School of Nursing Receives Grant to Expand Student Access
Riverside City College’s School of Nursing is a grant recipient of the 2020-21 Song Brown Program of the California Office of Statewide Health Planning and Development grant for Registered Nursing. The primary purpose of this grant is to provide funding for clinical training and education in areas of unmet needs in California. Song-Brown funding will enable RCC to increase the number of minority students admitted into the Associate Degree Nursing (ADN) program.
Demonstrating that its students work or live in a registered nurse shortage area, RCC was awarded $160,000. The School of Nursing is one of only 26 nationally accredited Associate Degree in Nursing (RN) programs in California. The program has been successful in attracting and admitting members of minority group, many of whom come from surrounding medically underserved areas.
“Monies from this grant will directly impact students and our local community,” Tammy Vant Hul, dean of the School of Nursing said. “It will enable us to expand access to underserved populations and support 10 additional students into the traditional RN program.”
Annually the program receives more than 1,000 applications for admission to the RN program, however only 160 students are accepted to enroll in the Foundations of Nursing Practice course each semester.

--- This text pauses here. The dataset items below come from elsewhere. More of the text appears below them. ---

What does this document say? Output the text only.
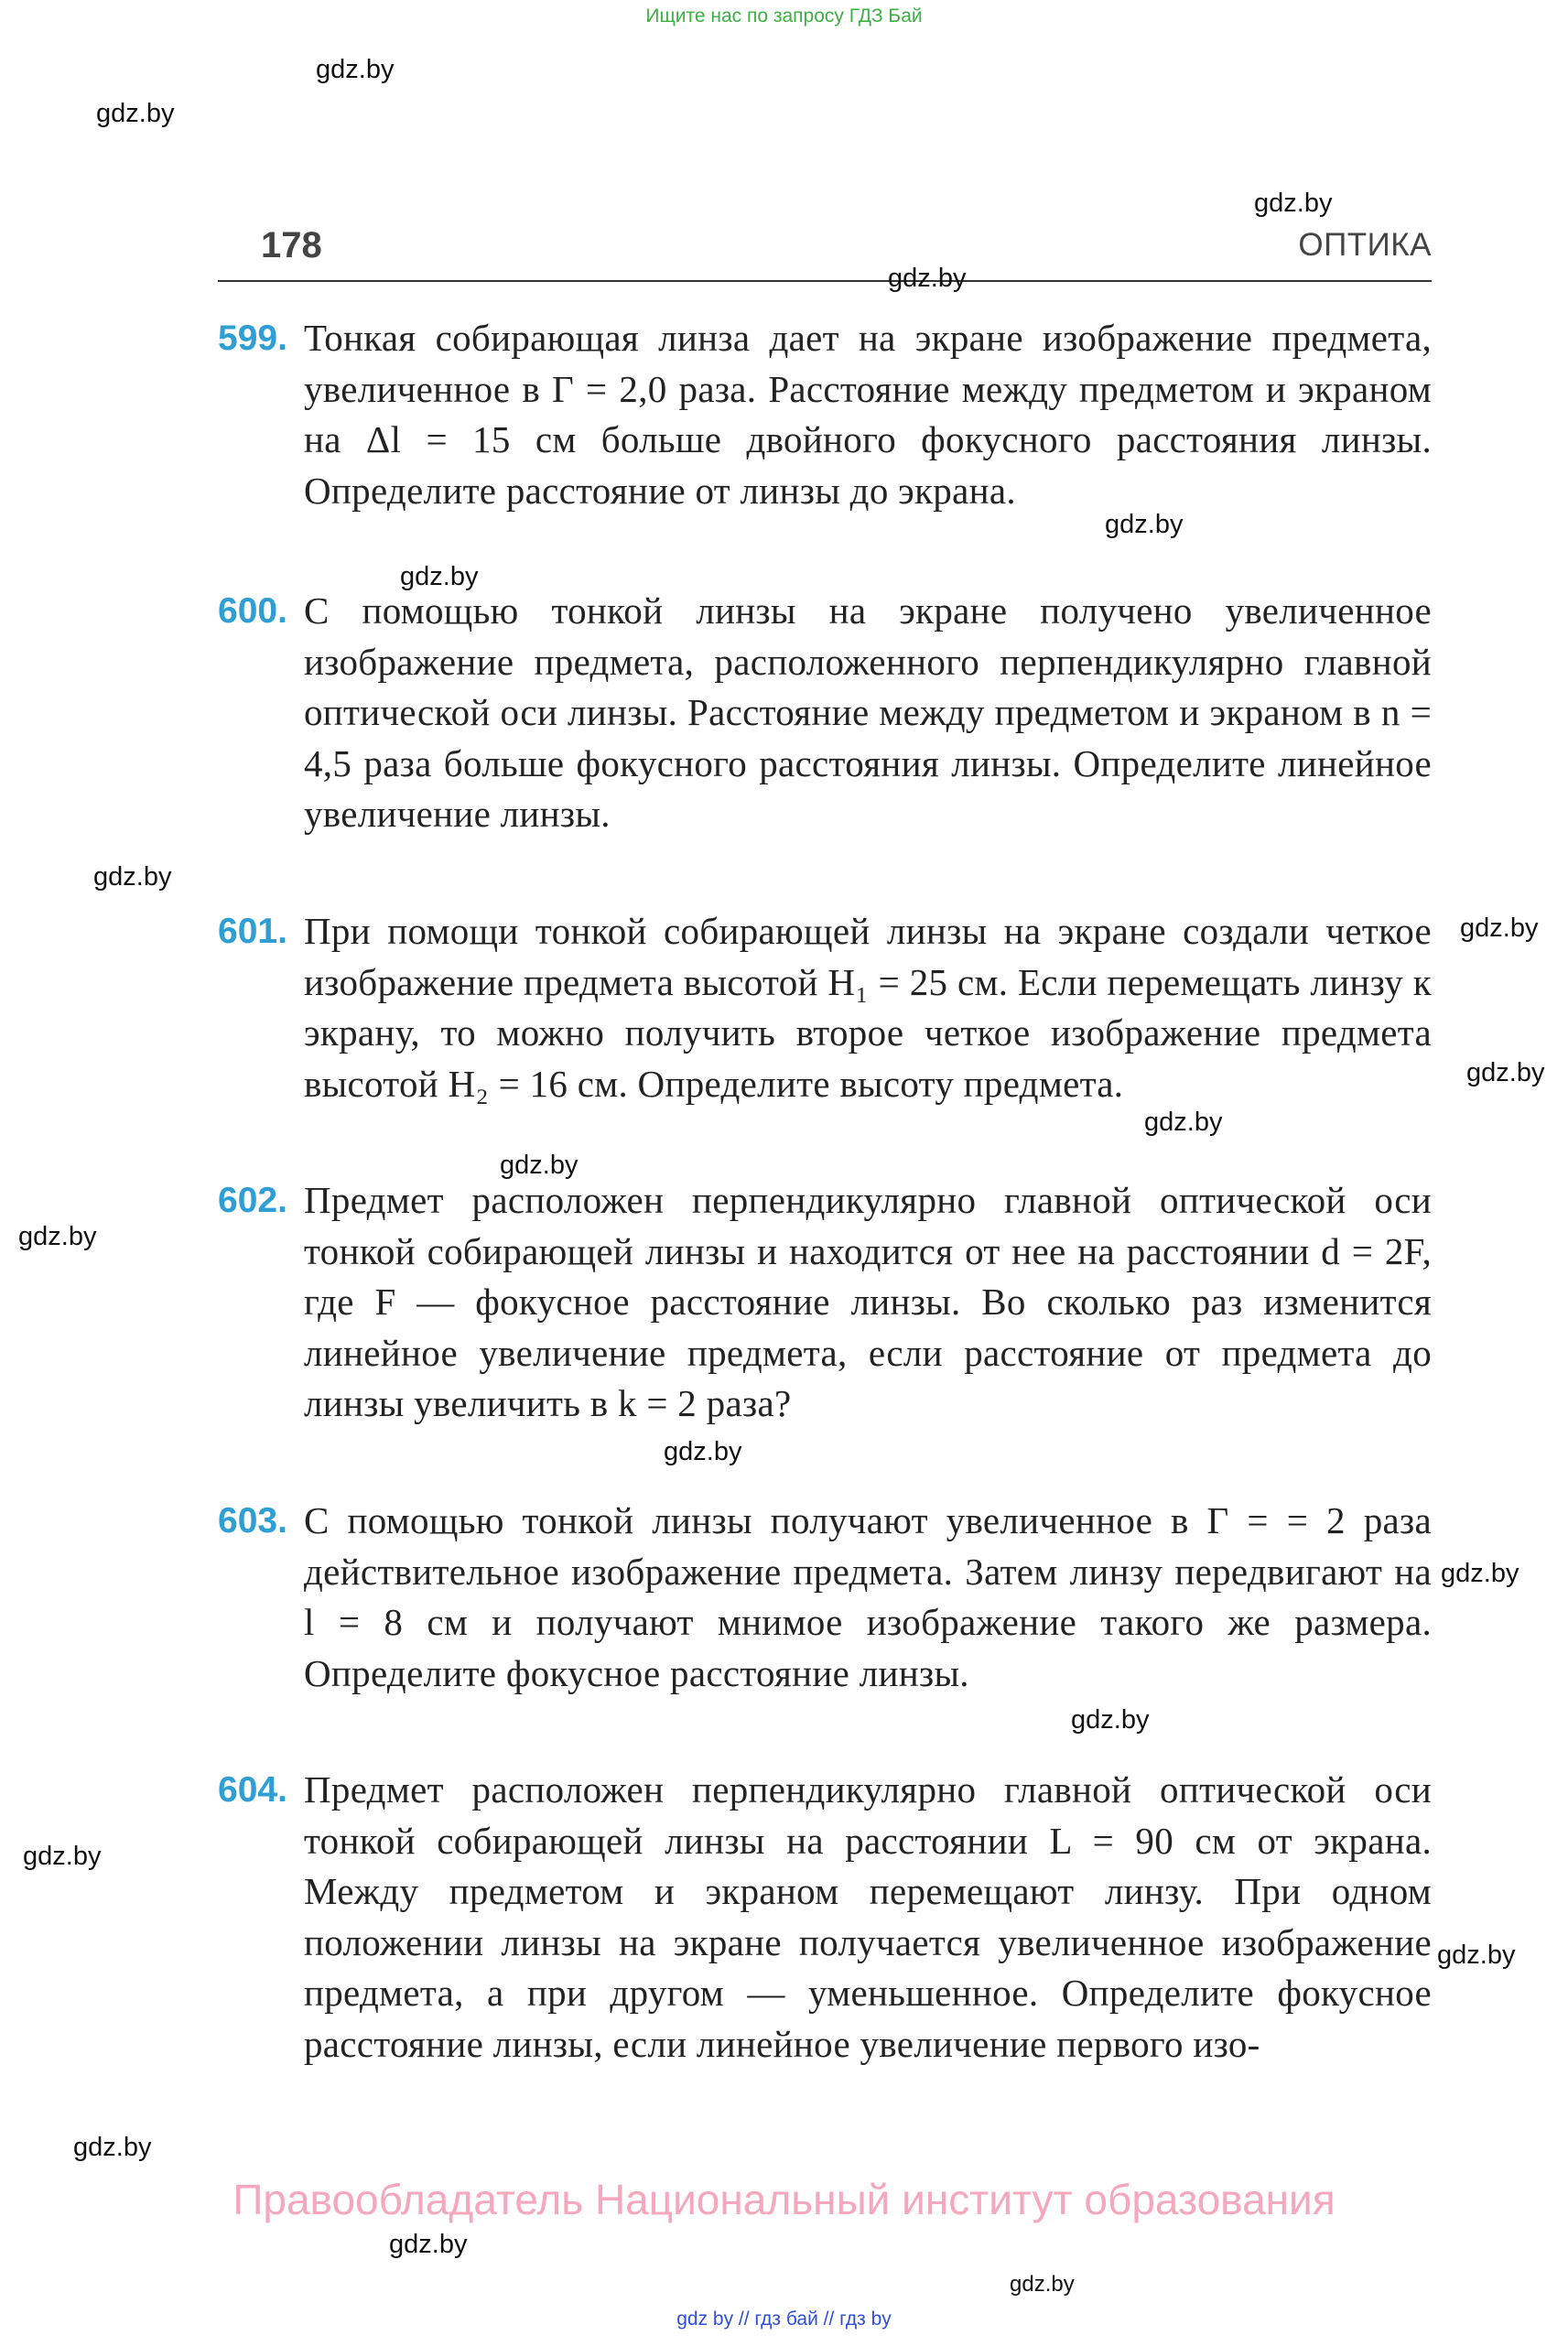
Ищите нас по запросу ГДЗ Бай
178	ОПТИКА
599. Тонкая собирающая линза дает на экране изображение предмета, увеличенное в Г = 2,0 раза. Расстояние между предметом и экраном на Δl = 15 см больше двойного фокусного расстояния линзы. Определите расстояние от линзы до экрана.
600. С помощью тонкой линзы на экране получено увеличенное изображение предмета, расположенного перпендикулярно главной оптической оси линзы. Расстояние между предметом и экраном в n = 4,5 раза больше фокусного расстояния линзы. Определите линейное увеличение линзы.
601. При помощи тонкой собирающей линзы на экране создали четкое изображение предмета высотой H₁ = 25 см. Если перемещать линзу к экрану, то можно получить второе четкое изображение предмета высотой H₂ = 16 см. Определите высоту предмета.
602. Предмет расположен перпендикулярно главной оптической оси тонкой собирающей линзы и находится от нее на расстоянии d = 2F, где F — фокусное расстояние линзы. Во сколько раз изменится линейное увеличение предмета, если расстояние от предмета до линзы увеличить в k = 2 раза?
603. С помощью тонкой линзы получают увеличенное в Г = = 2 раза действительное изображение предмета. Затем линзу передвигают на l = 8 см и получают мнимое изображение такого же размера. Определите фокусное расстояние линзы.
604. Предмет расположен перпендикулярно главной оптической оси тонкой собирающей линзы на расстоянии L = 90 см от экрана. Между предметом и экраном перемещают линзу. При одном положении линзы на экране получается увеличенное изображение предмета, а при другом — уменьшенное. Определите фокусное расстояние линзы, если линейное увеличение первого изо-
gdz.by
gdz.by
gdz.by
gdz.by
gdz.by
gdz.by
gdz.by
gdz.by
gdz.by
gdz.by
gdz.by
gdz.by
gdz.by
gdz.by
gdz.by
gdz.by
gdz.by
gdz.by
gdz.by
gdz.by
Правообладатель Национальный институт образования
gdz by // гдз бай // гдз by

Students admitted in the fall 2021 RN program will complete clinical rotation at one of the College’s partner hospitals, all of which are located in medically underserved areas. Partnering hospitals — Riverside County Regional Medical Center, Riverside Community Hospital, Loma Linda Veterans Administration Medical Center, and Parkview Community Hospital — serve a high percentage of Latinx and Spanish-only-speaking patients.
Students in the fall 2021 cohort are expected to complete the RN program by June of 2022 and qualify to take the NCLEX-RN exam. After graduation, as many as 85 percent of them will secure employment in the communities in which they live.